G-1 code variables are needed
In a randomized experiment, can the test of the mediated effect be confounded? How might it be confounded? What variables are particularly important to control for to reduce this form of confounding?
If randomized, the test can be confounded if you don't control for an extra variable that isn't included as predictor or mediator but may be causing the M (mediator) or Y (criterion) There may also be a "backdoor path" when baseline measures of the mediator and outcome are correlated with the post-treatment mediator and outcomes, making it look like there is a relationship independent of treatment effect. To reduce this you control for baseline levels of the mediator and outcome
If the within class regression slopes differ as a function of the categorical variable in ANCOVA, what does this tell you about the slopes of the within class regression lines in the groups of the ANCOVA? How is this tested? What is the difficulty in coming up with an estimate of the treatment effect in ANCOVA if the within class regression slopes are not parallel?

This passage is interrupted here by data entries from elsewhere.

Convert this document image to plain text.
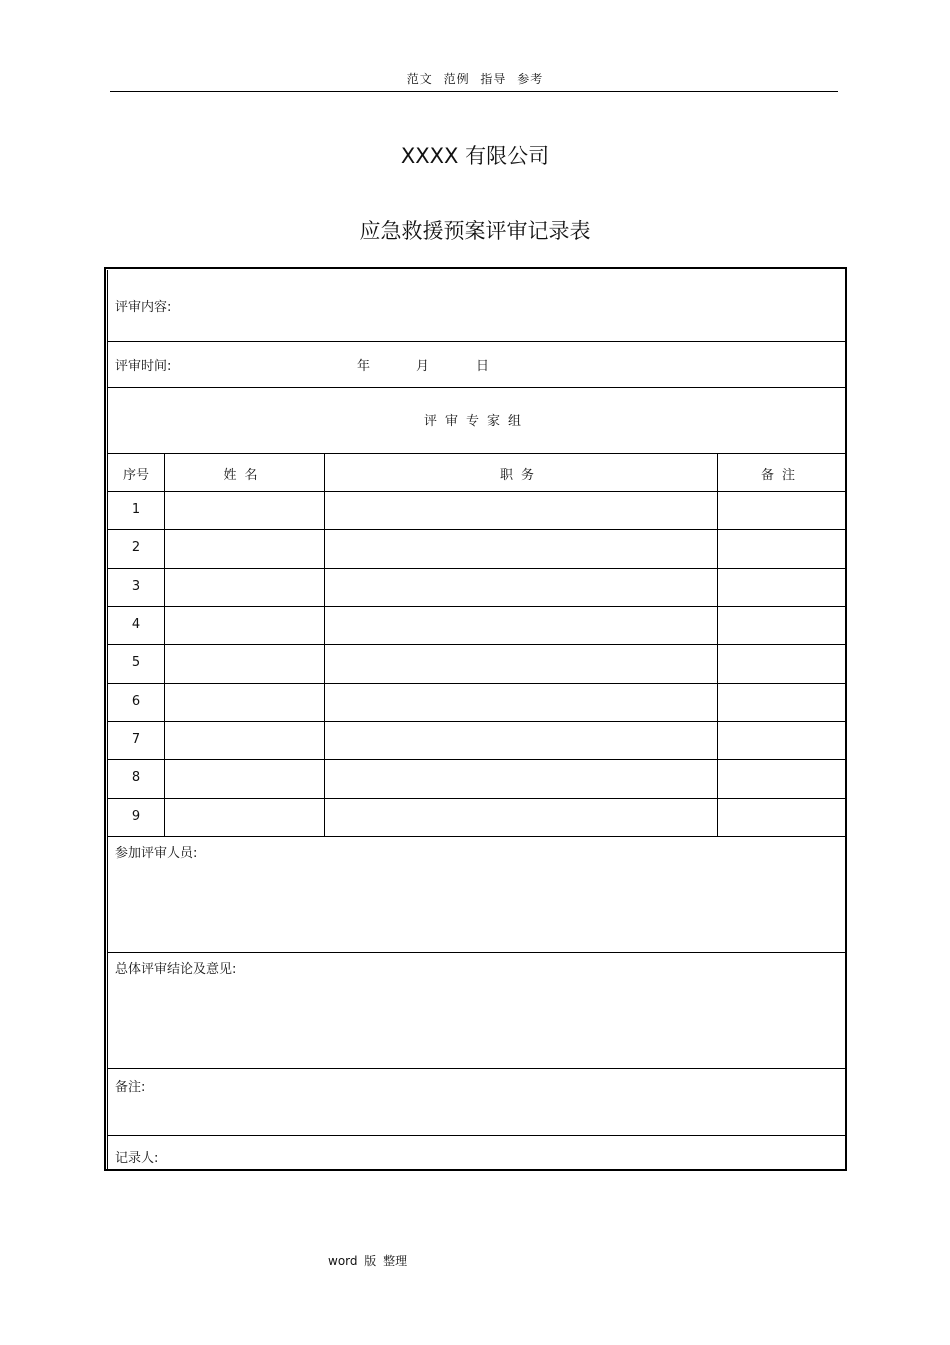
范文 范例 指导 参考
XXXX 有限公司
应急救援预案评审记录表
评审内容:
评审时间:	年	月	日
评审专家组
序号	姓名	职务	备注
1
2
3
4
5
6
7
8
9
参加评审人员:
总体评审结论及意见:
备注:
记录人:
word 版 整理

If the within class regression slopes differ as a function of the categorical variable, the slopes differ, and we do not have an additive effect of the treatment variable on the criterion for all values of the covariate. We can see if the regression lines are parallel by fitting separate regression lines to the data in each group graphically. We can also test for a significant interaction between the treatment and covariate using: Y-hat= b0 + b1 COV + b2 T + b3 T * COV The difficulty here is that the main treatment effect is not constant on all levels of the covariate (no additive effect). We need to do more investigating to understand the actual effect because it varies.
What is the problem in regression diagnostics with clusters of errant points?
If you have a cluster of points that are working together to influence the outcome, then removing one of the cases will not alleviate the problem since the other errant points will continue to affect the outcome.
Explain influence. Is a specific regression model required to measure influence? How does influence relate to leverage and distance. Does high influence necessarily mean that the point is affecting the regression outcome?
Influence is the amount by which a data point changes the regression equation. Influence = leverage x distance If you have BOTH high leverage and high distance it will affect your predicted value and your regression coefficients High influence change in each regression coefficient and the regression intercept and therefore change in the predicted score.
What weaknesses of ANCOVA do propensity score approaches address? What is meant by the region of support?
It permits proper adjustment for a large number of covariates It provides good checks on the adequacy of the adjustment model It does not rely on properly representing the functional form of the relationship between the covariate and the outcome It does not allow risky extrapolation The region of support: where there are cases from both groups. Outside the region of support, no direct comparison is possible. Propensity scores permit comparison only within the region of support.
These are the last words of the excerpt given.